The house of Guise had reigned supreme throughout the sixteenth century. Francis’s father, Claude, the first Duke of Guise had been given a ducal seat by the king. Staunchly Catholic, no one group feared the Guise dynasty more than the Protestant Huguenots, whom the Guises sought to annihilate at every turn. Francis’s eldest son, Henry of Guise, had founded the militant Catholic League and, inspired by the writings of Machiavelli, had perpetrated the infamous St. Bartholomew’s Day massacre in Paris that had caused the deaths of seventy thousand Protestants.

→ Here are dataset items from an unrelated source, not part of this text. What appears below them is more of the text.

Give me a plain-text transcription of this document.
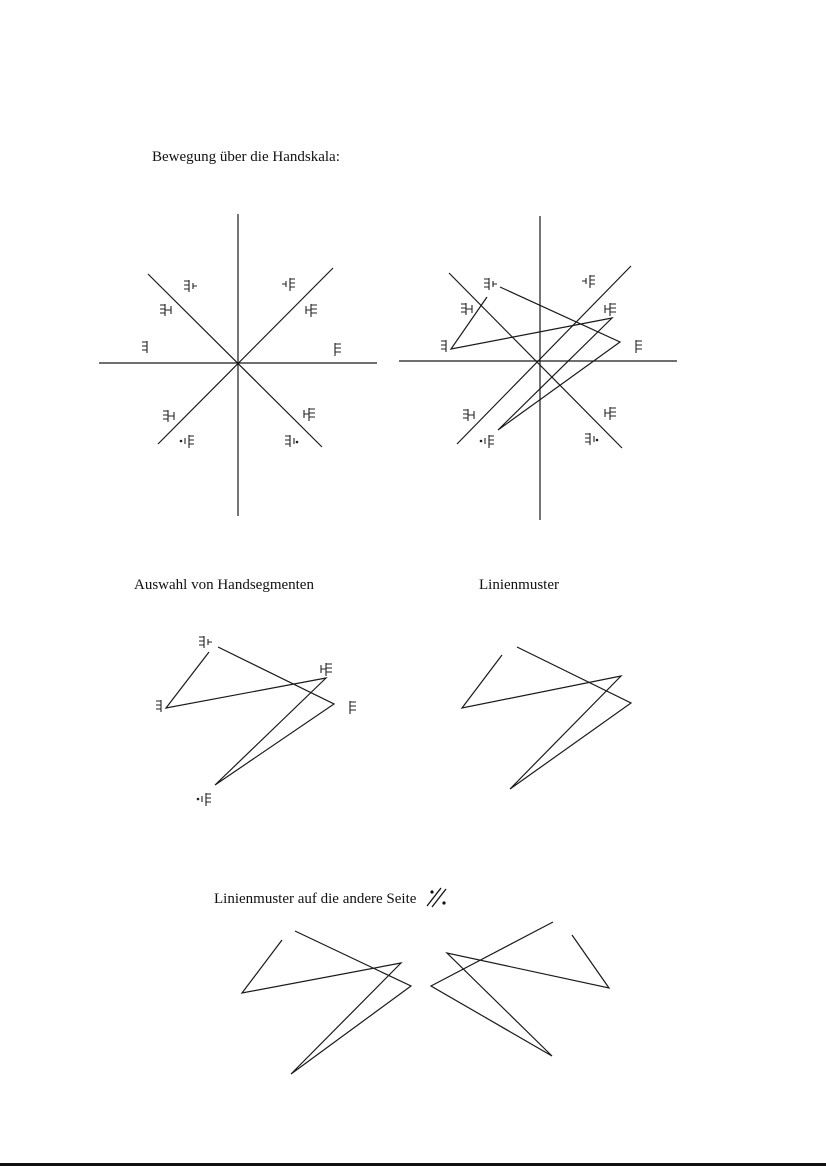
Bewegung über die Handskala:
Auswahl von Handsegmenten	Linienmuster
Linienmuster auf die andere Seite
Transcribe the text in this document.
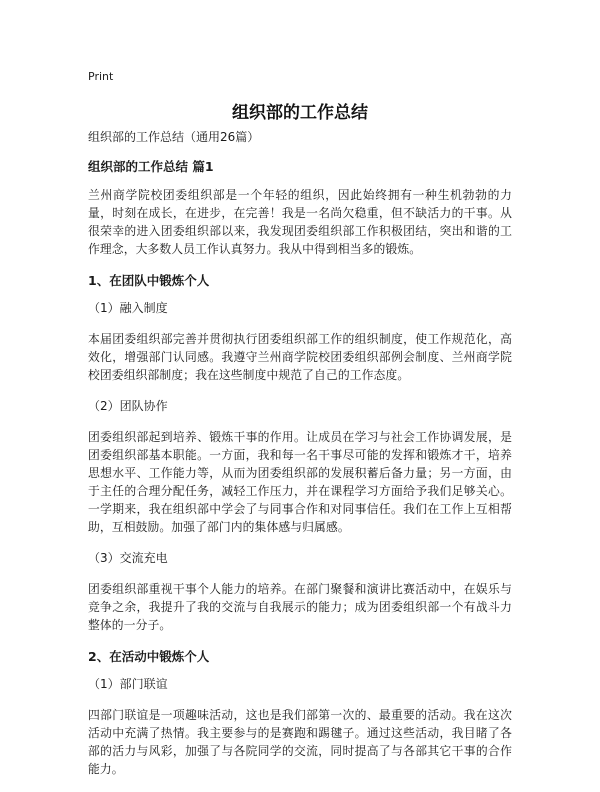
Print
组织部的工作总结
组织部的工作总结（通用26篇）
组织部的工作总结 篇1
兰州商学院校团委组织部是一个年轻的组织，因此始终拥有一种生机勃勃的力量，时刻在成长，在进步，在完善！我是一名尚欠稳重，但不缺活力的干事。从很荣幸的进入团委组织部以来，我发现团委组织部工作积极团结，突出和谐的工作理念，大多数人员工作认真努力。我从中得到相当多的锻炼。
1、在团队中锻炼个人
（1）融入制度
本届团委组织部完善并贯彻执行团委组织部工作的组织制度，使工作规范化，高效化，增强部门认同感。我遵守兰州商学院校团委组织部例会制度、兰州商学院校团委组织部制度；我在这些制度中规范了自己的工作态度。
（2）团队协作
团委组织部起到培养、锻炼干事的作用。让成员在学习与社会工作协调发展，是团委组织部基本职能。一方面，我和每一名干事尽可能的发挥和锻炼才干，培养思想水平、工作能力等，从而为团委组织部的发展积蓄后备力量；另一方面，由于主任的合理分配任务，减轻工作压力，并在课程学习方面给予我们足够关心。一学期来，我在组织部中学会了与同事合作和对同事信任。我们在工作上互相帮助，互相鼓励。加强了部门内的集体感与归属感。
（3）交流充电
团委组织部重视干事个人能力的培养。在部门聚餐和演讲比赛活动中，在娱乐与竞争之余，我提升了我的交流与自我展示的能力；成为团委组织部一个有战斗力整体的一分子。
2、在活动中锻炼个人
（1）部门联谊
四部门联谊是一项趣味活动，这也是我们部第一次的、最重要的活动。我在这次活动中充满了热情。我主要参与的是赛跑和踢毽子。通过这些活动，我目睹了各部的活力与风彩，加强了与各院同学的交流，同时提高了与各部其它干事的合作能力。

Guise intrigue continued after death. Francis arrived in Hell to find his father busily seeing to improvements on an old castle on the River Marne near the earthly spot of the family seat. Claude had assembled a group of newly arrived cronies to attack the local lord’s castle. The lord was a rough old codger who had clung to power there since his fourteenth century arrival. The coup d’état complete, Claude had petitioned the king for recognition and had received it. Francis, upon his entry to Hell, was initially embraced by his father with talk of creating a dynasty capable of taking the king’s throne one day, but Francis, a duke in his own right, was not content to play second-fiddle to his father. Now, thanks to the malicious machinations of his son, Claude lay headless in a state of profound and agonizing decay in a warehouse by the river.
When Francis’s son, Henry, also came Down, his father, fearing his equally ruthless son, had Captain Marot take Henry’s head before he could cause trouble. There could be only one Duke of Guise.
Francis rejected one outergarment after another, sending his servant scuttling back and forth to his wardrobe until he was clad to his liking befitting the occasion. He possessed the only large mirror at the castle and he checked himself before making an appearance in the great hall. Though tall and slender in physique the layers of garments made him appear fuller-figured. A long-sleeved tunic, pulled over the head and fastened at the neck with a silver brooch was topped by a sleeveless pale blue surcoat, which was in turn topped by a royal blue embroidered and fur-lined mantle. His legs were sheathed in white hose attached to his belt under knee-high lounging boots.